Hagen. Sonntag, blauer Himmel, 30 Grad: An diesem Tag sterben in Hagen drei Menschen. Rekonstruktion eines Dramas, das für Entsetzen sorgte.

Bulli war sein Spitzname. Bulli war offensichtlich gern gut vorbereitet. Das Stofftier zum Beispiel hatte er bereits gekauft. Es sollte ein Geschenk werden zur Geburt des Kindes seines Kumpels. Sechs Wochen waren es noch bis dahin. Sie sprachen dauernd darüber, Bulli freute sich für die Familie. Doch das Kind, für das das Stoffhündchen bestimmt war, lernte er nie kennen.

Eigentlich legte sich Bulli, mit richtigem Namen Michael Erkelenz, im Dienst immer eine schusssichere Weste an. Er hatte sie sich in einem Urlaub in den USA selbst gekauft und mit nach Hagen gebracht. An diesem einen Sonntag hat er sie nicht getragen. Sommer im Jahr 1999, über 30 Grad. Die Weste war noch in der Wäsche. Bulli hätte frei gehabt, doch weil ein Kollege zum Fußball wollte, tauschte er den Dienst. Sonntage sind eher ruhig.  

Eine Mutter wird in ihrem Garten erschossen - während sie mit ihrem Sohn Backgammon spielt

Dieser Tag ist der 1. August 1999, heute auf den Tag genau 25 Jahre her. Es ist der Tag, an dem der Polizist Michael Erkelenz, 37 Jahre alt, erschossen wird. Im Dienst tödlich verletzte Beamte hat es in Südwestfalen seither nicht mehr gegeben, in ganz NRW danach sieben Mal. An jenem Sonntag muss auch eine Mutter von zwei Kindern (41) in ihrem eigenen Garten sterben. Sie spielte mit ihrem zwölf Jahre alten Sohn Backgammon.
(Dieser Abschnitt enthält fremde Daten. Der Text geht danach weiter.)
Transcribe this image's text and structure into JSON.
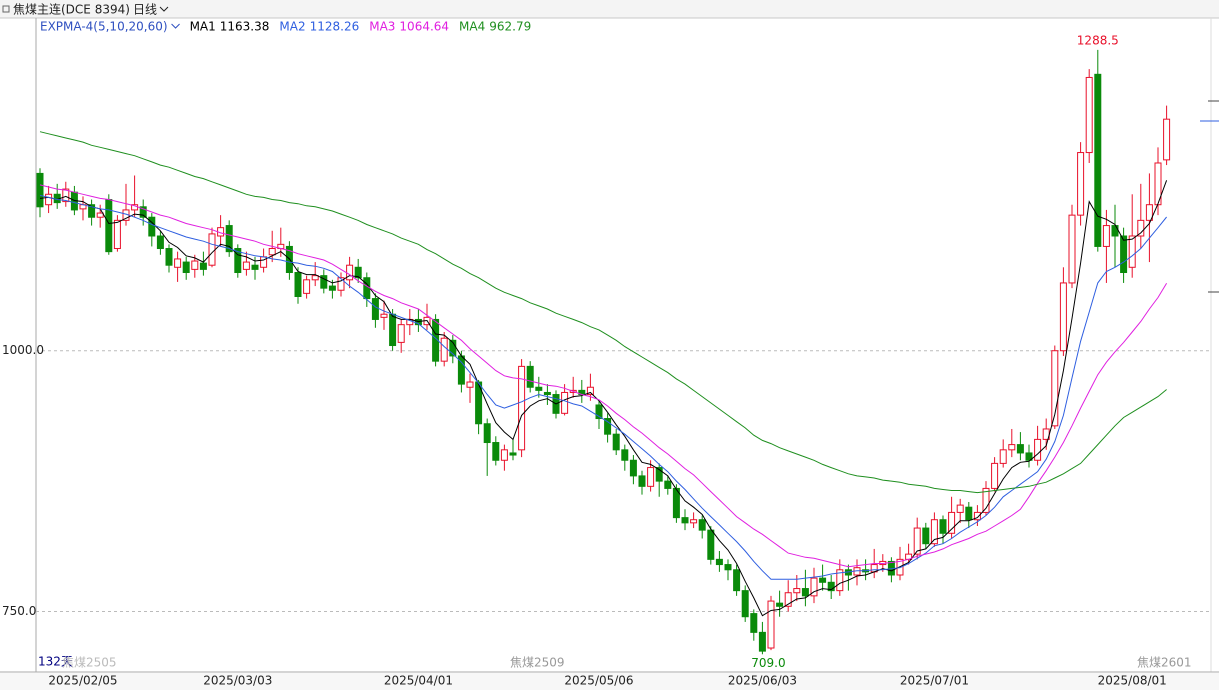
{
  "chart_data": {
    "type": "candlestick",
    "title": "焦煤主连(DCE 8394)",
    "period": "日线",
    "indicator": "EXPMA-4(5,10,20,60)",
    "day_count": "132天",
    "contracts": [
      "焦煤2505",
      "焦煤2509",
      "焦煤2601"
    ],
    "high_label": "1288.5",
    "low_label": "709.0",
    "up_color": "#e8102a",
    "down_color": "#0a8a0a",
    "ylim": [
      692,
      1319
    ],
    "yticks": [
      {
        "value": 750,
        "label": "750.0"
      },
      {
        "value": 1000,
        "label": "1000.0"
      }
    ],
    "grid": true,
    "categories": [
      null,
      null,
      null,
      null,
      null,
      "2025/02/05",
      null,
      null,
      null,
      null,
      null,
      null,
      null,
      null,
      null,
      null,
      null,
      null,
      null,
      null,
      null,
      null,
      null,
      "2025/03/03",
      null,
      null,
      null,
      null,
      null,
      null,
      null,
      null,
      null,
      null,
      null,
      null,
      null,
      null,
      null,
      null,
      null,
      null,
      null,
      null,
      "2025/04/01",
      null,
      null,
      null,
      null,
      null,
      null,
      null,
      null,
      null,
      null,
      null,
      null,
      null,
      null,
      null,
      null,
      null,
      null,
      null,
      null,
      "2025/05/06",
      null,
      null,
      null,
      null,
      null,
      null,
      null,
      null,
      null,
      null,
      null,
      null,
      null,
      null,
      null,
      null,
      null,
      null,
      "2025/06/03",
      null,
      null,
      null,
      null,
      null,
      null,
      null,
      null,
      null,
      null,
      null,
      null,
      null,
      null,
      null,
      null,
      null,
      null,
      null,
      "2025/07/01",
      null,
      null,
      null,
      null,
      null,
      null,
      null,
      null,
      null,
      null,
      null,
      null,
      null,
      null,
      null,
      null,
      null,
      null,
      null,
      null,
      null,
      null,
      "2025/08/01",
      null,
      null,
      null,
      null
    ],
    "open": [
      1170,
      1140,
      1150,
      1143,
      1152,
      1136,
      1140,
      1128,
      1145,
      1098,
      1125,
      1135,
      1138,
      1128,
      1110,
      1098,
      1080,
      1085,
      1078,
      1084,
      1082,
      1110,
      1120,
      1098,
      1078,
      1082,
      1080,
      1092,
      1098,
      1100,
      1075,
      1055,
      1068,
      1072,
      1062,
      1058,
      1068,
      1080,
      1070,
      1050,
      1032,
      1035,
      1008,
      1025,
      1030,
      1025,
      1030,
      990,
      1010,
      995,
      965,
      970,
      930,
      912,
      895,
      902,
      905,
      985,
      965,
      960,
      958,
      940,
      960,
      962,
      958,
      948,
      935,
      920,
      905,
      895,
      880,
      870,
      888,
      875,
      868,
      840,
      835,
      838,
      828,
      800,
      795,
      790,
      770,
      748,
      730,
      715,
      758,
      755,
      768,
      772,
      765,
      782,
      778,
      770,
      790,
      785,
      790,
      788,
      795,
      798,
      785,
      800,
      805,
      830,
      815,
      838,
      825,
      845,
      850,
      838,
      845,
      868,
      892,
      905,
      910,
      902,
      895,
      915,
      928,
      1000,
      1065,
      1130,
      1190,
      1265,
      1100,
      1120,
      1110,
      1080,
      1110,
      1125,
      1140,
      1183
    ],
    "high": [
      1175,
      1158,
      1160,
      1162,
      1158,
      1148,
      1145,
      1140,
      1150,
      1130,
      1160,
      1168,
      1145,
      1132,
      1115,
      1102,
      1095,
      1090,
      1092,
      1095,
      1118,
      1130,
      1125,
      1102,
      1095,
      1090,
      1098,
      1115,
      1118,
      1105,
      1080,
      1072,
      1085,
      1078,
      1068,
      1075,
      1090,
      1088,
      1075,
      1055,
      1048,
      1040,
      1030,
      1040,
      1040,
      1045,
      1035,
      1018,
      1015,
      1000,
      978,
      972,
      935,
      918,
      910,
      915,
      992,
      990,
      975,
      968,
      962,
      968,
      975,
      972,
      978,
      952,
      940,
      925,
      910,
      900,
      885,
      895,
      892,
      880,
      872,
      848,
      845,
      842,
      832,
      808,
      800,
      795,
      775,
      752,
      740,
      765,
      770,
      780,
      785,
      790,
      792,
      795,
      785,
      800,
      795,
      800,
      800,
      810,
      805,
      802,
      812,
      815,
      840,
      835,
      845,
      842,
      860,
      858,
      855,
      852,
      875,
      898,
      915,
      925,
      922,
      910,
      928,
      935,
      1005,
      1080,
      1140,
      1200,
      1270,
      1288.5,
      1135,
      1140,
      1118,
      1150,
      1160,
      1170,
      1195,
      1235
    ],
    "low": [
      1128,
      1132,
      1136,
      1138,
      1130,
      1125,
      1120,
      1118,
      1092,
      1095,
      1120,
      1128,
      1120,
      1100,
      1092,
      1075,
      1066,
      1068,
      1070,
      1072,
      1080,
      1100,
      1090,
      1070,
      1072,
      1068,
      1075,
      1085,
      1090,
      1068,
      1045,
      1050,
      1062,
      1055,
      1050,
      1052,
      1060,
      1065,
      1042,
      1022,
      1020,
      1000,
      998,
      1015,
      1018,
      1020,
      985,
      985,
      988,
      960,
      950,
      920,
      880,
      890,
      885,
      895,
      898,
      960,
      955,
      948,
      935,
      938,
      955,
      950,
      952,
      925,
      912,
      900,
      885,
      872,
      862,
      865,
      860,
      862,
      835,
      828,
      830,
      820,
      795,
      788,
      780,
      765,
      740,
      722,
      709,
      713,
      745,
      750,
      760,
      755,
      758,
      770,
      762,
      765,
      770,
      775,
      780,
      782,
      788,
      778,
      780,
      795,
      800,
      810,
      812,
      815,
      820,
      835,
      830,
      832,
      842,
      865,
      888,
      898,
      895,
      888,
      890,
      905,
      925,
      995,
      1060,
      1120,
      1180,
      1095,
      1065,
      1080,
      1065,
      1070,
      1098,
      1085,
      1130,
      1178
    ],
    "close": [
      1138,
      1150,
      1142,
      1155,
      1135,
      1140,
      1128,
      1132,
      1095,
      1125,
      1135,
      1140,
      1128,
      1110,
      1098,
      1082,
      1088,
      1075,
      1086,
      1078,
      1112,
      1118,
      1095,
      1075,
      1085,
      1078,
      1090,
      1098,
      1102,
      1075,
      1052,
      1068,
      1072,
      1060,
      1058,
      1070,
      1082,
      1070,
      1050,
      1030,
      1035,
      1005,
      1025,
      1030,
      1025,
      1032,
      990,
      1012,
      995,
      968,
      970,
      930,
      912,
      895,
      905,
      900,
      985,
      965,
      962,
      958,
      940,
      960,
      962,
      958,
      965,
      935,
      920,
      905,
      895,
      880,
      870,
      888,
      875,
      868,
      840,
      835,
      838,
      828,
      800,
      795,
      790,
      770,
      745,
      730,
      712,
      760,
      755,
      768,
      772,
      765,
      782,
      778,
      770,
      790,
      785,
      792,
      788,
      795,
      798,
      785,
      800,
      805,
      830,
      815,
      838,
      825,
      845,
      852,
      838,
      845,
      868,
      892,
      905,
      910,
      902,
      895,
      915,
      925,
      1000,
      1065,
      1130,
      1190,
      1262,
      1100,
      1120,
      1110,
      1075,
      1110,
      1125,
      1140,
      1180,
      1222
    ],
    "series": [
      {
        "name": "MA1",
        "color": "#000000",
        "values": [
          1146,
          1147,
          1145,
          1148,
          1144,
          1143,
          1138,
          1136,
          1122,
          1123,
          1127,
          1131,
          1130,
          1123,
          1115,
          1104,
          1099,
          1091,
          1089,
          1085,
          1094,
          1102,
          1100,
          1092,
          1090,
          1086,
          1087,
          1091,
          1095,
          1088,
          1076,
          1073,
          1073,
          1069,
          1065,
          1067,
          1072,
          1071,
          1064,
          1053,
          1047,
          1033,
          1030,
          1030,
          1028,
          1029,
          1016,
          1015,
          1008,
          995,
          987,
          968,
          949,
          931,
          922,
          915,
          938,
          947,
          952,
          954,
          949,
          953,
          956,
          957,
          960,
          952,
          941,
          929,
          918,
          905,
          893,
          891,
          886,
          880,
          867,
          856,
          850,
          843,
          829,
          818,
          809,
          796,
          779,
          763,
          746,
          751,
          752,
          757,
          762,
          763,
          769,
          772,
          771,
          777,
          780,
          784,
          785,
          788,
          791,
          789,
          793,
          797,
          808,
          810,
          819,
          821,
          829,
          837,
          837,
          840,
          849,
          863,
          877,
          888,
          893,
          894,
          901,
          909,
          939,
          981,
          1031,
          1084,
          1143,
          1129,
          1126,
          1121,
          1106,
          1107,
          1113,
          1122,
          1141,
          1163.38
        ]
      },
      {
        "name": "MA2",
        "color": "#2f5fe0",
        "values": [
          1149,
          1147,
          1145,
          1144,
          1142,
          1140,
          1138,
          1136,
          1135,
          1133,
          1131,
          1128,
          1125,
          1121,
          1118,
          1115,
          1112,
          1109,
          1107,
          1105,
          1102,
          1100,
          1098,
          1095,
          1093,
          1091,
          1090,
          1088,
          1087,
          1085,
          1084,
          1082,
          1081,
          1079,
          1076,
          1069,
          1062,
          1056,
          1049,
          1042,
          1038,
          1035,
          1032,
          1029,
          1026,
          1019,
          1012,
          1004,
          997,
          989,
          979,
          969,
          958,
          948,
          945,
          948,
          951,
          955,
          958,
          956,
          954,
          952,
          949,
          947,
          942,
          937,
          932,
          926,
          920,
          913,
          906,
          899,
          891,
          884,
          875,
          867,
          858,
          849,
          841,
          833,
          825,
          817,
          808,
          798,
          789,
          781,
          781,
          781,
          781,
          782,
          783,
          784,
          786,
          787,
          788,
          789,
          789,
          790,
          790,
          791,
          792,
          796,
          801,
          806,
          813,
          815,
          820,
          826,
          831,
          836,
          842,
          850,
          860,
          866,
          872,
          878,
          884,
          896,
          913,
          938,
          974,
          1009,
          1037,
          1065,
          1076,
          1080,
          1085,
          1091,
          1098,
          1108,
          1118,
          1128.26
        ]
      },
      {
        "name": "MA3",
        "color": "#e020e0",
        "values": [
          1159,
          1157,
          1155,
          1154,
          1152,
          1150,
          1148,
          1146,
          1145,
          1143,
          1141,
          1139,
          1136,
          1133,
          1130,
          1128,
          1125,
          1122,
          1120,
          1118,
          1116,
          1113,
          1111,
          1109,
          1107,
          1105,
          1102,
          1100,
          1098,
          1096,
          1093,
          1091,
          1089,
          1087,
          1083,
          1078,
          1073,
          1067,
          1062,
          1057,
          1053,
          1050,
          1046,
          1043,
          1040,
          1034,
          1028,
          1022,
          1016,
          1010,
          1002,
          995,
          988,
          981,
          976,
          974,
          973,
          971,
          969,
          967,
          966,
          964,
          961,
          958,
          956,
          953,
          947,
          940,
          934,
          927,
          921,
          914,
          907,
          901,
          894,
          887,
          881,
          873,
          865,
          857,
          849,
          841,
          835,
          829,
          824,
          818,
          812,
          806,
          804,
          802,
          801,
          799,
          797,
          795,
          793,
          794,
          795,
          796,
          796,
          797,
          798,
          800,
          803,
          805,
          807,
          810,
          814,
          817,
          820,
          824,
          827,
          832,
          837,
          842,
          848,
          860,
          873,
          885,
          898,
          912,
          928,
          945,
          961,
          977,
          989,
          999,
          1008,
          1018,
          1028,
          1040,
          1051,
          1064.64
        ]
      },
      {
        "name": "MA4",
        "color": "#1f8f1f",
        "values": [
          1210,
          1208,
          1206,
          1204,
          1202,
          1200,
          1197,
          1195,
          1193,
          1191,
          1189,
          1187,
          1184,
          1181,
          1178,
          1176,
          1173,
          1170,
          1167,
          1165,
          1162,
          1159,
          1156,
          1153,
          1150,
          1148,
          1147,
          1145,
          1144,
          1142,
          1141,
          1139,
          1138,
          1136,
          1134,
          1131,
          1128,
          1125,
          1121,
          1118,
          1115,
          1112,
          1108,
          1105,
          1102,
          1097,
          1093,
          1088,
          1083,
          1079,
          1074,
          1070,
          1065,
          1060,
          1056,
          1053,
          1050,
          1046,
          1043,
          1040,
          1036,
          1033,
          1030,
          1027,
          1023,
          1020,
          1015,
          1010,
          1004,
          999,
          994,
          989,
          984,
          979,
          973,
          968,
          962,
          956,
          950,
          944,
          938,
          932,
          926,
          919,
          914,
          911,
          907,
          904,
          901,
          898,
          895,
          891,
          888,
          885,
          882,
          880,
          879,
          878,
          876,
          875,
          874,
          872,
          871,
          870,
          868,
          867,
          866,
          866,
          865,
          864,
          865,
          866,
          867,
          868,
          869,
          870,
          872,
          874,
          878,
          882,
          887,
          892,
          901,
          910,
          919,
          928,
          936,
          941,
          946,
          951,
          956,
          962.79
        ]
      }
    ]
  }
}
Der Täter in beiden Fällen: ein 24 Jahre alter Drogendealer namens Bayram Y.

Rekonstruktion eines Tages, der deutschlandweit für Entsetzen sorgte.

Bullis Kumpel, der damals Vaterfreuden entgegensah, ist Michael Funke, Taucher bei der Berufsfeuerwehr Hagen, ein kräftiger Kerl, den so schnell keine Strömung mitnimmt. Ihm kommen, wenn er an damals denkt, noch immer die Tränen. Bulli und er kannten sich vom Sport, gingen gemeinsam tauchen. „Er war ein Kamerad“, sagt Funke: „Auf sein Wort war Verlass.“

„Als der Fahrer des Rettungswagens ausstieg, hat er mich ganz komisch angeschaut, und ich habe mich gefragt warum. Er wusste, dass er meinen Freund auf der Liege hat.“

Michael Funke, am Tattag im Rettungsdienst eingeteilt

An jenem Sonntag ist Funke für den Rettungsdienst eingeteilt. Bulli besucht ihn auf der Feuerwache, die beiden trinken wie so oft einen Kaffee. Sie sprechen über die nahende Geburt und planen ihren Tauchausflug am nächsten Tag zum Gasometer in Duisburg.

Dass es der letzte gemeinsame Kaffee ist, ahnen sie nicht. Auch nicht, dass sie sich am Nachmittag am Krankenhaus wiedersehen, Bulli mit einer Patronenhülse im Körper. „Das mit dem Tauchen morgen wird nichts“, habe er gesagt. Vielleicht der schwarze Humor derer, die wissen, wie gefährlich ihr Job ist.

Der Funkspruch, mit dem alles beginnt, geht um 17.10 Uhr ein. „Verdächtige männliche Person“ nahe Landgericht, die „mehrfach Kinder angesprochen“ haben soll. Bulli, so erinnert sich ein Kollege, hatte an dem heißen Sommertag Eis für die anderen auf der Wache besorgt. Einem Duo, das gerade von einem Einsatz zurückkehrt, funkt er zu: „Esst Ihr euer Eis, das schmilzt. Wir fahren hin.“ Bulli am Steuer.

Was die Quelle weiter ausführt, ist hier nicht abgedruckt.